Components of a Decision Support System

Traditionally, the term “decision support system” is used to describe tools with some computer component to help people, usually managers, identify and evaluate options when faced with a complicated decision.  However, you don’t need a computer to use all the components of a decision support system.  A number of brain-based ways of thinking about decisions can be useful and are often much more accessible.  What you need is a way to systematically think through possible outcomes of your choices and compare the relative benefit of each.

10 Minutes, 10 Months, 10 Years

Suzy Welch’s book, 10-10-10, helps you think about the future outcome of decisions you need to make:  what will the outcome be in 10 minutes, 10 months, and 10 years?  (Mixed reviews on Amazon; I found the book helpful.)  Many times, what appears to be more important in 10 minutes (finish the assignment) has a different outcome in 10 years (get more exercise).

Some of the books reviewers think this system is nothing but common sense, without acknowledging that “common sense” is the least common of all the senses.  Other reviewers, including me, realize that regularly thinking through the long term outcome of any of our daily decisions can be a discipline.

Her system gets a little complicated if you have to decide between more than two options or a “go-don’t go” situation.

Round the Clock

When I read Peter Bregman’s post about Visualizing Failure on the HBR blog this morning, I was reminded of another, brain-based, decision support tool I use called “round the clock.”

To use the Round the Clock system yourself, draw a circle on a blank sheet of paper.  Mark at least the quarter hour positions, at 12, 3, 6, and 9.  Now, close your eyes and imagine the best outcome possible for the decision you face.  Make a note of that outcome at the 12 position.

Next, imagine, per Visualizing Failure, the worst possible outcome, given the realistic facts of the choice you are considering.  This outcome goes at the 6 position.

Next, imagine two, different, outcomes, halfway between best possible” and “worst possible.”   One is more good than bad, one is less great and a little more difficult, but neither should be a total failure of the concept.  These outcomes belong at the 3 and 9 spots, respectively.

If your facts and imagination will accommodate you, keep going–differently successful, or un-, outcomes at each of the numbers on the clock face.  However, many decisions only need the major four positions covered, before you understand what course of action you need to take.

If you’re still not sure, give yourself a day to think about the worst possible outcome that you can imagine.  What exactly would that be like?  What warning signals would the situation provide to you, that could indicate a need for a change in plan?  Is it true, like one commenter suggested (admittedly as a very unlikely outcome), that:

What if you quit your job to start your dream company, and you fail, lose all of your money, can’t get another boring job, lose your house, can’t support your family, your family disowns you, you end up on the street, you acquire some deadly disease, and are homeless.

Equating “not starting your dream company” with “homelessness” is an awfully big leap.  Very few people make that leap in one step.  Very few people wind up homeless, as a result of entrepreneurial failure alone, although sometimes stories about business failure make for better cardboard signs than stories about other causes of homelessness.

If you’re pretty sure that your family would not disown you, or that you would find some job any job if your business could not provide the income you needed, then your “worst case outcome” is NOT homelessness, and “living on the street” should not be in the 6:00 position.

You may want to make a note of any warning signs you thought about as you imagine the worse case scenario.

Outcomes are Unknowable

The truth is, any outcome reasonably far into the future, involving other people, is pretty much unknowable from the start.  If it were a 100% sure thing, you wouldn’t need to put your idea through the components of a decision support system, by evaluating individual steps and outcomes against what you know about the world.

We know from research in a number of fields that people are pretty bad about predicting accurately.  However, most people are actually reasonably good at responding to out-of-the-blue unexpected events.  What hurts emotionally are the events that are completely predictable, that we didn’t predict, often because we became too attached to one potential outcome too quickly.

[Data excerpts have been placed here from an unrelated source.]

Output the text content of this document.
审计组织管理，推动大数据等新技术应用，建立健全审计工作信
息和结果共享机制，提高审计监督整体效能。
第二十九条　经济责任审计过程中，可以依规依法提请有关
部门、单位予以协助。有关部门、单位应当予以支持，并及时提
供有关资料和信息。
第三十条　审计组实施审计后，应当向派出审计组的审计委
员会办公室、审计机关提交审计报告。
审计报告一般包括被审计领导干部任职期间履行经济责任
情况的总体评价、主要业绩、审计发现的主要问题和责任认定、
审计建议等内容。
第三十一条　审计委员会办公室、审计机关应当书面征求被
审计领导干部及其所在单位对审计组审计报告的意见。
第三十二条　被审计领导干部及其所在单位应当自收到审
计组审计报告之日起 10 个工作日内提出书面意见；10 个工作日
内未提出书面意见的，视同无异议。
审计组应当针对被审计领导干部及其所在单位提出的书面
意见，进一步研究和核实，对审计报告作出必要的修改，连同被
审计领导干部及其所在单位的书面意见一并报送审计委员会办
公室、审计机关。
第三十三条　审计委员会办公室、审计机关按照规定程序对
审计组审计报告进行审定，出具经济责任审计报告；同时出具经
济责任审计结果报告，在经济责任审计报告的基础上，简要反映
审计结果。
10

When you do a round-the-clock exercise, you have an opportunity to consider and document the warning signs that could appear along the way, telling you that your path is leading to a 6:00 outcome rather than the noon version in your best dreams.

Similarly, if you regularly practice 10-10-10 thinking, it’s much less likely that you’ll turn around on your next “0” birthday and say, “I sure  wish I’d exercised more…”  At the very least, you’ll understand that you made decisions in favor of some other outcome along the way.

Make a decision to decide…

Big decisions can be intimidating.  Using the components of a decision support system, even with pencil, paper, and your imagination, can cut a big decision into much more manageable parts.   All you need is a way to systematically think through possible outcomes of your choices and compare the relative benefit of each.